You know the story of Stone Soup. There are probably hundreds of variations on the old folk tale; Ian has this one in his personal library. Two hungry travelers, denied food by the inhabitants of a mountain village, publicly declare that they can make soup from a stone. Only they need a large pot ... and a carrot... and a potato... and a few more ingredients to make it taste really good. Finally, everyone in the town contributes something, pronounces the soup "delicious and nutritious, incredible and edible," and learns that one needs only a few ingredients, and sharing, to make it again. I like this particular edition for two reasons: first, the illustrations are so beautiful, and portray an almost contemporary-looking and very diverse crowd of adults and children who are both responsible for making the magic happen, and second, there's a real recipe at the end, complete with "sharing" as an ingredient, and directions that encourage the reader to sing songs and tell stories with friends while the soup is being made.
This has been one of Ian's favorite books, on and off during the past year, and he really does seem to appreciate the lesson. Just recently, he's wanted me to read the recipe (which I used to skip because there are an awful lot of words on that page for a little person, even a very patient little person). He likes the litany of ingredients and directions, though. The other night, after we finished, Ian asked if we could make stone soup ourselves.
Sure!

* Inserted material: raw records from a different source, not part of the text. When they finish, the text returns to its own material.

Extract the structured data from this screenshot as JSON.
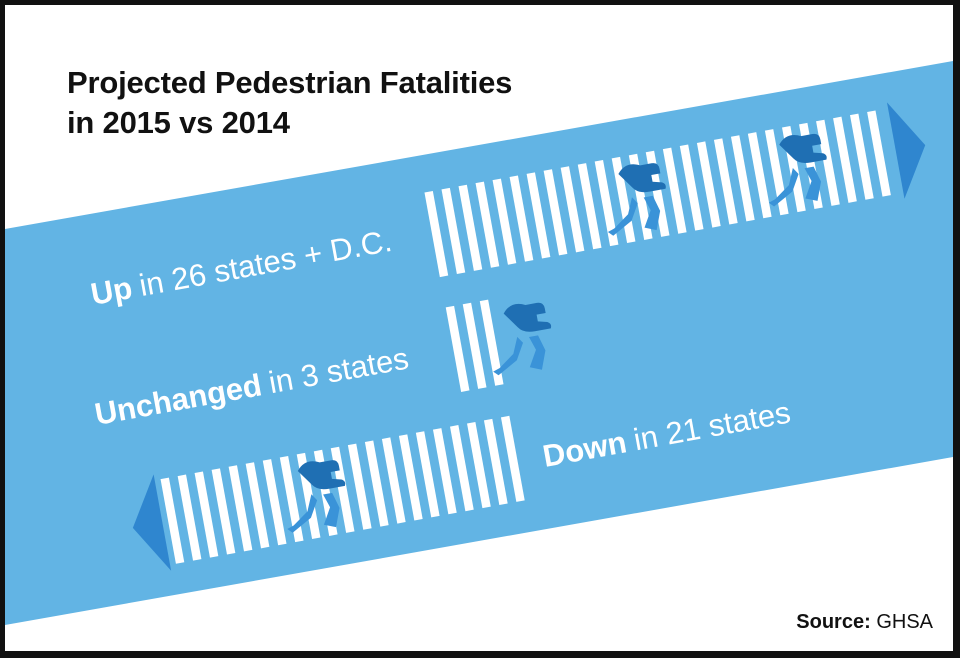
{
  "title": {
    "line1": "Projected Pedestrian Fatalities",
    "line2": "in 2015 vs 2014"
  },
  "source": {
    "label": "Source:",
    "value": "GHSA"
  },
  "colors": {
    "band": "#62b4e4",
    "arrow": "#2f86cf",
    "figure_dark": "#1f6fb3",
    "figure_light": "#3a93d8",
    "stripe": "#ffffff",
    "text": "#111111"
  },
  "chart_data": {
    "type": "bar",
    "categories": [
      "Up",
      "Unchanged",
      "Down"
    ],
    "values": [
      27,
      3,
      21
    ],
    "series": [
      {
        "values": [
          27,
          3,
          21
        ]
      }
    ],
    "labels": [
      {
        "emphasis": "Up",
        "rest": "in 26 states + D.C.",
        "count": 27,
        "direction": "right",
        "walkers": 2
      },
      {
        "emphasis": "Unchanged",
        "rest": "in 3 states",
        "count": 3,
        "direction": "none",
        "walkers": 1
      },
      {
        "emphasis": "Down",
        "rest": "in 21 states",
        "count": 21,
        "direction": "left",
        "walkers": 1
      }
    ]
  }
}
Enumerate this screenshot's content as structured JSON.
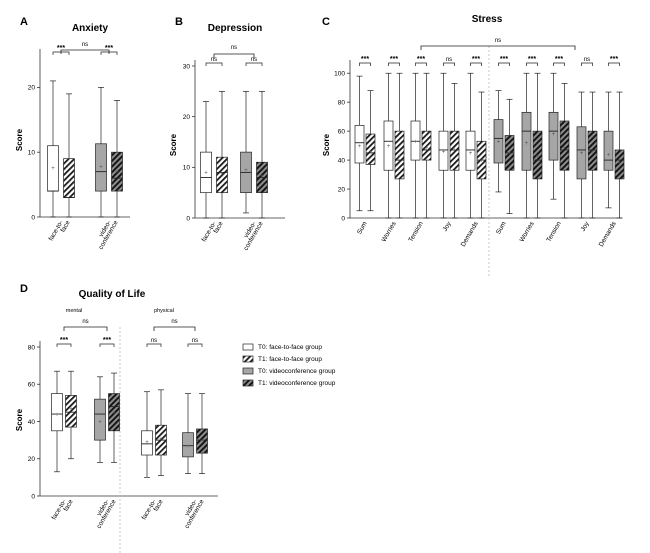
{
  "chart_data": [
    {
      "id": "A",
      "type": "box",
      "letter": "A",
      "title": "Anxiety",
      "ylabel": "Score",
      "ylim": [
        0,
        25
      ],
      "yticks": [
        0,
        10,
        20
      ],
      "categories": [
        "face-to-\nface",
        "video-\nconference"
      ],
      "boxes": [
        {
          "group": "T0 face-to-face",
          "cat": 0,
          "fill": "white",
          "min": 0,
          "q1": 4,
          "median": 4,
          "q3": 11,
          "max": 21,
          "mean": 7.6
        },
        {
          "group": "T1 face-to-face",
          "cat": 0,
          "fill": "hatch",
          "min": 0,
          "q1": 3,
          "median": 3,
          "q3": 9,
          "max": 19,
          "mean": 5.5
        },
        {
          "group": "T0 videoconference",
          "cat": 1,
          "fill": "gray",
          "min": 0,
          "q1": 4,
          "median": 7,
          "q3": 11.3,
          "max": 20,
          "mean": 7.8
        },
        {
          "group": "T1 videoconference",
          "cat": 1,
          "fill": "darkhatch",
          "min": 0,
          "q1": 4,
          "median": 6,
          "q3": 10,
          "max": 18,
          "mean": 7.0
        }
      ],
      "within": [
        "***",
        "***"
      ],
      "between": [
        "ns"
      ]
    },
    {
      "id": "B",
      "type": "box",
      "letter": "B",
      "title": "Depression",
      "ylabel": "Score",
      "ylim": [
        0,
        30
      ],
      "yticks": [
        0,
        10,
        20,
        30
      ],
      "categories": [
        "face-to-\nface",
        "video-\nconference"
      ],
      "boxes": [
        {
          "group": "T0 face-to-face",
          "cat": 0,
          "fill": "white",
          "min": 0,
          "q1": 5,
          "median": 8,
          "q3": 13,
          "max": 23,
          "mean": 9.0
        },
        {
          "group": "T1 face-to-face",
          "cat": 0,
          "fill": "hatch",
          "min": 0,
          "q1": 5,
          "median": 9,
          "q3": 12,
          "max": 25,
          "mean": 8.8
        },
        {
          "group": "T0 videoconference",
          "cat": 1,
          "fill": "gray",
          "min": 1,
          "q1": 5,
          "median": 9,
          "q3": 13,
          "max": 25,
          "mean": 9.5
        },
        {
          "group": "T1 videoconference",
          "cat": 1,
          "fill": "darkhatch",
          "min": 0,
          "q1": 5,
          "median": 8,
          "q3": 11,
          "max": 25,
          "mean": 8.3
        }
      ],
      "within": [
        "ns",
        "ns"
      ],
      "between": [
        "ns"
      ]
    },
    {
      "id": "C",
      "type": "box",
      "letter": "C",
      "title": "Stress",
      "ylabel": "Score",
      "ylim": [
        0,
        105
      ],
      "yticks": [
        0,
        20,
        40,
        60,
        80,
        100
      ],
      "categories": [
        "Sum",
        "Worries",
        "Tension",
        "Joy",
        "Demands",
        "Sum",
        "Worries",
        "Tension",
        "Joy",
        "Demands"
      ],
      "boxes": [
        {
          "group": "T0 face-to-face",
          "cat": 0,
          "fill": "white",
          "min": 5,
          "q1": 38,
          "median": 52,
          "q3": 64,
          "max": 98,
          "mean": 50
        },
        {
          "group": "T1 face-to-face",
          "cat": 0,
          "fill": "hatch",
          "min": 5,
          "q1": 37,
          "median": 45,
          "q3": 58,
          "max": 88,
          "mean": 46
        },
        {
          "group": "T0 face-to-face",
          "cat": 1,
          "fill": "white",
          "min": 0,
          "q1": 33,
          "median": 53,
          "q3": 67,
          "max": 100,
          "mean": 50
        },
        {
          "group": "T1 face-to-face",
          "cat": 1,
          "fill": "hatch",
          "min": 0,
          "q1": 27,
          "median": 40,
          "q3": 60,
          "max": 100,
          "mean": 43
        },
        {
          "group": "T0 face-to-face",
          "cat": 2,
          "fill": "white",
          "min": 0,
          "q1": 40,
          "median": 53,
          "q3": 67,
          "max": 100,
          "mean": 53
        },
        {
          "group": "T1 face-to-face",
          "cat": 2,
          "fill": "hatch",
          "min": 0,
          "q1": 40,
          "median": 47,
          "q3": 60,
          "max": 100,
          "mean": 49
        },
        {
          "group": "T0 face-to-face",
          "cat": 3,
          "fill": "white",
          "min": 0,
          "q1": 33,
          "median": 47,
          "q3": 60,
          "max": 100,
          "mean": 46
        },
        {
          "group": "T1 face-to-face",
          "cat": 3,
          "fill": "hatch",
          "min": 0,
          "q1": 33,
          "median": 47,
          "q3": 60,
          "max": 93,
          "mean": 47
        },
        {
          "group": "T0 face-to-face",
          "cat": 4,
          "fill": "white",
          "min": 0,
          "q1": 33,
          "median": 47,
          "q3": 60,
          "max": 100,
          "mean": 45
        },
        {
          "group": "T1 face-to-face",
          "cat": 4,
          "fill": "hatch",
          "min": 0,
          "q1": 27,
          "median": 40,
          "q3": 53,
          "max": 87,
          "mean": 40
        },
        {
          "group": "T0 videoconference",
          "cat": 5,
          "fill": "gray",
          "min": 18,
          "q1": 38,
          "median": 55,
          "q3": 68,
          "max": 88,
          "mean": 53
        },
        {
          "group": "T1 videoconference",
          "cat": 5,
          "fill": "darkhatch",
          "min": 3,
          "q1": 33,
          "median": 45,
          "q3": 57,
          "max": 82,
          "mean": 45
        },
        {
          "group": "T0 videoconference",
          "cat": 6,
          "fill": "gray",
          "min": 0,
          "q1": 33,
          "median": 60,
          "q3": 73,
          "max": 100,
          "mean": 52
        },
        {
          "group": "T1 videoconference",
          "cat": 6,
          "fill": "darkhatch",
          "min": 0,
          "q1": 27,
          "median": 40,
          "q3": 60,
          "max": 100,
          "mean": 43
        },
        {
          "group": "T0 videoconference",
          "cat": 7,
          "fill": "gray",
          "min": 13,
          "q1": 40,
          "median": 60,
          "q3": 73,
          "max": 100,
          "mean": 58
        },
        {
          "group": "T1 videoconference",
          "cat": 7,
          "fill": "darkhatch",
          "min": 0,
          "q1": 33,
          "median": 47,
          "q3": 67,
          "max": 93,
          "mean": 49
        },
        {
          "group": "T0 videoconference",
          "cat": 8,
          "fill": "gray",
          "min": 0,
          "q1": 27,
          "median": 47,
          "q3": 63,
          "max": 87,
          "mean": 45
        },
        {
          "group": "T1 videoconference",
          "cat": 8,
          "fill": "darkhatch",
          "min": 0,
          "q1": 33,
          "median": 47,
          "q3": 60,
          "max": 87,
          "mean": 46
        },
        {
          "group": "T0 videoconference",
          "cat": 9,
          "fill": "gray",
          "min": 7,
          "q1": 33,
          "median": 40,
          "q3": 60,
          "max": 87,
          "mean": 44
        },
        {
          "group": "T1 videoconference",
          "cat": 9,
          "fill": "darkhatch",
          "min": 0,
          "q1": 27,
          "median": 40,
          "q3": 47,
          "max": 87,
          "mean": 38
        }
      ],
      "within": [
        "***",
        "***",
        "***",
        "ns",
        "***",
        "***",
        "***",
        "***",
        "ns",
        "***"
      ],
      "between": [
        "ns"
      ]
    },
    {
      "id": "D",
      "type": "box",
      "letter": "D",
      "title": "Quality of Life",
      "ylabel": "Score",
      "ylim": [
        0,
        80
      ],
      "yticks": [
        0,
        20,
        40,
        60,
        80
      ],
      "categories": [
        "face-to-\nface",
        "video-\nconference",
        "face-to-\nface",
        "video-\nconference"
      ],
      "subgroups": [
        "mental",
        "physical"
      ],
      "boxes": [
        {
          "group": "T0 face-to-face",
          "cat": 0,
          "fill": "white",
          "min": 13,
          "q1": 35,
          "median": 44,
          "q3": 55,
          "max": 67,
          "mean": 44
        },
        {
          "group": "T1 face-to-face",
          "cat": 0,
          "fill": "hatch",
          "min": 20,
          "q1": 37,
          "median": 45,
          "q3": 54,
          "max": 67,
          "mean": 47
        },
        {
          "group": "T0 videoconference",
          "cat": 1,
          "fill": "gray",
          "min": 18,
          "q1": 30,
          "median": 44,
          "q3": 52,
          "max": 64,
          "mean": 40
        },
        {
          "group": "T1 videoconference",
          "cat": 1,
          "fill": "darkhatch",
          "min": 18,
          "q1": 35,
          "median": 48,
          "q3": 55,
          "max": 66,
          "mean": 45
        },
        {
          "group": "T0 face-to-face",
          "cat": 2,
          "fill": "white",
          "min": 10,
          "q1": 22,
          "median": 28,
          "q3": 35,
          "max": 56,
          "mean": 29
        },
        {
          "group": "T1 face-to-face",
          "cat": 2,
          "fill": "hatch",
          "min": 11,
          "q1": 22,
          "median": 30,
          "q3": 38,
          "max": 57,
          "mean": 31
        },
        {
          "group": "T0 videoconference",
          "cat": 3,
          "fill": "gray",
          "min": 12,
          "q1": 21,
          "median": 27,
          "q3": 34,
          "max": 55,
          "mean": 27
        },
        {
          "group": "T1 videoconference",
          "cat": 3,
          "fill": "darkhatch",
          "min": 12,
          "q1": 23,
          "median": 30,
          "q3": 36,
          "max": 55,
          "mean": 30
        }
      ],
      "within": [
        "***",
        "***",
        "ns",
        "ns"
      ],
      "between": [
        "ns",
        "ns"
      ]
    }
  ],
  "legend": [
    {
      "fill": "white",
      "label": "T0: face-to-face group"
    },
    {
      "fill": "hatch",
      "label": "T1: face-to-face group"
    },
    {
      "fill": "gray",
      "label": "T0: videoconference group"
    },
    {
      "fill": "darkhatch",
      "label": "T1: videoconference group"
    }
  ],
  "colors": {
    "gray": "#a6a6a6",
    "line": "#222222",
    "mean": "#555555",
    "divider": "#b0b0b0"
  }
}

I said, promising that I'd put the ingredients on the grocery list for the week.
Now, of course, this is not really the way stone soup gets made. One is supposed to have friends each bring some small ingredient to contribute to the pot, so that it seems you've made something out of nothing. And perhaps some day we'll do it the right way. But for this week, it was enough of an adventure to go looking through Ian's treasures for a suitable stone (yes, we really did put a stone in my soup pot), to take out all of the other ingredients, to put a real (small) sharp knife in Ian's hand so that he could cut celery, and let him ladle all of the ingredients in himself so he wouldn't get too close to the hot pot.
But as the three of us sat down to dinner with steaming bowls of what was essentially vegetable soup, Ian said, "but mom, we forgot about the sharing! We have to share the soup."
"You're right," I said, proud of him for remembering this key ingredient. And we ladled some into a container to bring to my neighbor.
This recipe does make quite a bit, and while it's nothing fancy, it's much more fun if you share it, even if you don't make it with a friend.
1 quart tomato juice
2 quarts water
a few carrots, peeled and chopped
a few stalks of celery, chopped
1 onion, chopped
a few potatoes, peeled and chopped
1 tomato, chopped
small pieces of cauliflower
small pieces of broccoli
a handful of green beans, trimmed and cut
1 cup corn kernels
1 cup peas
1 cup small pasta shapes
handfuls of baby spinach
herbs of your choice: thyme, parsley, dill, etc.
salt and pepper to taste
a loaf of bread
Simmer the stone in tomato juice and water in a large pot until bubbling. Add carrots, celery, onion, and potatoes. Simmer until vegetables are tender, about 25 minutes. Add tomato, cauliflower, broccoli, beans, corn, peas. Simmer another 15 minutes or so. Add the pasta and spinach, along with any herbs of your choice, and simmer for 7 minutes, until pasta is cooked.
While the soup is cooking, sing songs and tell stories. When it's done, salt and pepper to taste, ladle it into bowls, break the bread so that everyone has a piece, and enjoy the meal together.